NAME

mothra-filesanitizer - Remove Information Elements from a Mothra repository

SYNOPSIS

  mothra-filesanitizer [--help] [--version]

  mothra-filesanitizer TARGET-1 [ ... TARGET-N ]
                       --remove-ie=NAME-1 [ ... --remove-ie=NAME-N ]
                       [--compression=CODEC] [--maximum-size=N]
                       [--max-threads=N] [--spawn-thread=MODE]

DESCRIPTION

mothra-filesanitizer removes Information Element fields from the data files in a Mothra repository. In addition, when multiple files share the same name except for the UUID, mothra-filesanitizer combines those files together.

Multiple directories (whether part of a single Mothra repository or of several distinct Mothra repositories) may be processed at the same time. Multiple Information Elements may be removed in the same invocation of mothra-filesanitizer.

This tool runs as a batch process, never as a daemon.

It makes a single recursive scan of the target directories TARGET-1 ... TARGET-N for files whose names match the pattern YYYYMMDD.HH. or YYYYMMDD.HH-PTNNH. (Specifically, it looks for files matching the regular expression ^\d{8}\.\d{2}(?:-PT\d\d?H)?\.) Files whose names match that pattern are processed by mothra-filesanitizer to remove the named Information Elements. All files where the regular expression matched the same string are joined into a single file, similar to the behavior of mothra-filejoiner. Finally, the original files are removed.

OPTIONS

--compression=CODEC

If --compression is provided then files written to HDFS will use the compression codec named CODEC. If this codec cannot be found, mothra-filesanitizer will exit with an error. Values typically supported by Hadoop include bzip2, gzip, lz4, lzo, lzop, snappy, and default. If none or the empty string is given or if this option is not specified, no compression will be used.

--help

Print the available options and exit.

--max-threads=N

When --max-threads is specified, it determines the maximum number of threads which will be used to sanitize and join files simultaneously. One thread is always used to recursively scan the target directories. This value determines the number of threads started as described in the --spawn-thread option.

--maximum-size=N

If --maximum-size is provided, it determines the maximum size in bytes that a file may have before it is closed. After at least this many compressed bytes have been written the output file will be closed and a new output file created. Files will be slightly larger than N bytes, since files are not closed until they exceed this size.

--remove-ie=NAME

The required option --remove-ie, which may be specified multiple times but must be specified at least once, determines which IPFIX Information Elements should be removed from files in the target Mothra spool directories. For example, specifying --remove-ie ingressInterface would remove Information Element 10 (as IANA specifies uses this name) from all templates and records in the affected files. Also specifying --remove-ie=egressInterface would also remove Information Element 14. Other related Information Elements, such as 368 and 369 (ingressInterfaceType and egressInterfaceType) will not be changed.

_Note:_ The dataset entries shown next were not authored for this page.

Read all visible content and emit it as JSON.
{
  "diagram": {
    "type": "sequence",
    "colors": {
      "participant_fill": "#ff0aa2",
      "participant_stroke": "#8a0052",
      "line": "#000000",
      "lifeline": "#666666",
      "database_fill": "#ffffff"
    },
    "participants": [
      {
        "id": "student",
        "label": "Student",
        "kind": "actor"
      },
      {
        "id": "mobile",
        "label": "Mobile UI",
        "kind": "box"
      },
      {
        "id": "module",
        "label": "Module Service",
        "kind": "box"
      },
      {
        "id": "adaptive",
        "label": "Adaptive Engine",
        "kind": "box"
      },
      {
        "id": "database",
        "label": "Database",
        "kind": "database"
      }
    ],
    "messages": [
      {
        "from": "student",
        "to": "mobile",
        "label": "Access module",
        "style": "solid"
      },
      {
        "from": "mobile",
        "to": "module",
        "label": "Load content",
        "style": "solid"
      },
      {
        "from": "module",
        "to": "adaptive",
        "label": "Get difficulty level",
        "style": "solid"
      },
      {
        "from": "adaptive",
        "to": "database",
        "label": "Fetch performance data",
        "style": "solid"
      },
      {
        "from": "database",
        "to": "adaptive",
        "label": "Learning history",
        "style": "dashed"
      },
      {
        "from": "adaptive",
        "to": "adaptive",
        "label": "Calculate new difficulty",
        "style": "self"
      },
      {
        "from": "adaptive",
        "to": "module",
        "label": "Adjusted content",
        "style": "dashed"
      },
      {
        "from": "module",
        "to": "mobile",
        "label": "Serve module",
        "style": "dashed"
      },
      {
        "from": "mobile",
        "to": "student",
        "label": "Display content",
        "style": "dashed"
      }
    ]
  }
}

The specified IEs will, however, be removed from all possible locations in the target files. This includes from all templates (including those used in subTemplateList- and subTemplateMultiList-typed elements), and it also includes basicList-typed elements which contain the excluded Information Elements.

--spawn-thread=MODE

Specifying the --spawn-threads option determines how mothra-filesanitizer allocates work to individual threads. If MODE is by-directory, then a single thread is used to process all of the files in each directory which contains files to process. If MODE is by-prefix, then within each directory one thread is used for all of the files sharing a common YYYYMMDD.HH. or YYYYMMDD.HHPTNNH. prefix. The number of threads which run simultaneously is determined by --max-threads. If --spawn-threads is not specified, the default value of by-directory is used.

--version

Print the version number and information about how Mothra was configured, then exit.